Bien que ce dialogue fût prononcé en gaîté, le fond en était sérieux.

Luc Saint-Wiff avait à cœur de réparer sa maladresse parce que Sylviane lui plaisait infiniment.

S’il avait été attiré vers elle, dès la première rencontre, par sa beauté prenante, il venait d’être séduit par la noblesse de son caractère. Il l’aimait d’autant plus que sa demande avait été repoussée et cette attitude décuplait sa ferveur.

Les voyages ne lui agréaient plus ; les horizons inconnus perdaient de leur prestige.

Jamais départ ne fut préparé avec plus d’enchantement et d’angoisse.

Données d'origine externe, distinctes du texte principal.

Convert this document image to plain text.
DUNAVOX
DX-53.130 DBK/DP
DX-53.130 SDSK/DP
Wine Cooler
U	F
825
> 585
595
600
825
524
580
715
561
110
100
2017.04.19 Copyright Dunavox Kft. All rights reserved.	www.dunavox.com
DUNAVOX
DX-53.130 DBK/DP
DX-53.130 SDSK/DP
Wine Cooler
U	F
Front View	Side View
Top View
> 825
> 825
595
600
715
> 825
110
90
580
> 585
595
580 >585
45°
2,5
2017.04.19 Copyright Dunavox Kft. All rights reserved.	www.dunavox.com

Luc souriait en préparant ses malles, et soudain il s’arrêtait, mordu au cœur par le doute. Il serrait ses tempes à deux mains et se disait : Je suis fou… que vais-je faire à Vichy… sûrement « elle » me regardera d’un air courroucé… et je regretterai mon déplacement.

Mais bientôt l’espoir le reprenait et il pensait qu’il était impossible que Sylviane ne se laissât pas fléchir devant ses prières.

Quant à Madame Bullot, elle était très contrariée de ces événements. Elle avait cru fermement que tout se passerait on ne peut pas mieux et que sa chère petite amie allait enfin trouver le bonheur mérité.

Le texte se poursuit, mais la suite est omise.